À tout seigneur, tout honneur. Le premier invité du Forum de Liberté pour ce mois sacré n’était autre que le ministre des Affaires religieuses et des Waqfs, Mohamed Aïssa, qui a inauguré, mardi soir, notre formule nocturne. Le nouveau ministre du Culte venait d’étrenner, par la même occasion, sa première grande sortie médiatique. À la grande surprise des journalistes présents, l’hôte de Liberté ne s’est, à aucun moment, départi d’une grande ouverture d’esprit et de tolérance, une qualité première prônée par l'Islam.
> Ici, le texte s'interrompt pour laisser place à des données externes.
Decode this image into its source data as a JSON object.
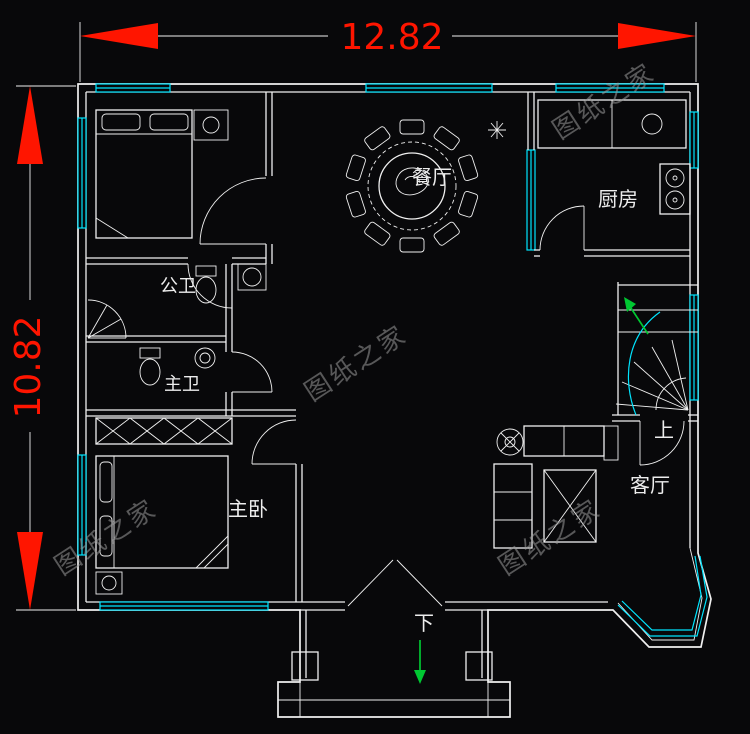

D’emblée, le ministre s’est réjoui, dans son préambule, de la tribune qui lui était offerte pour remettre en cause certaines “idées reçues” en matière de gestion du culte. “Beaucoup croient à tort que le ministère des Affaires religieuses est un département chargé de la théologie et doté de savants de l’Islam, de muftis et d’imams. Pour lever la confusion, j’ai dû interdire à mes cadres de prononcer au nom du ministère, des fetwas et même de s’adonner publiquement à des activités religieuses. Cela relève des compétences scientifiques et de l’élite savante.” D’après lui, les sujets qui relèvent du culte et qui font l’objet de débat en Algérie, et Dieu sait combien il y en a, doivent trouver pour cadre naturel des “références religieuses nationales”. Et d’expliquer : “L’islam n’a pas de nationalité. L’islamité c’est la révélation, le Coran et la tradition du Prophète L’Algérie n’est ni la Tunisie ni l’Iran, ni même l’Inde. Nous ne sommes pas meilleurs que les autres en matière d’interprétation du texte sacré mais il y a un fait incontournable, notre pratique de l’Islam est spécifique.”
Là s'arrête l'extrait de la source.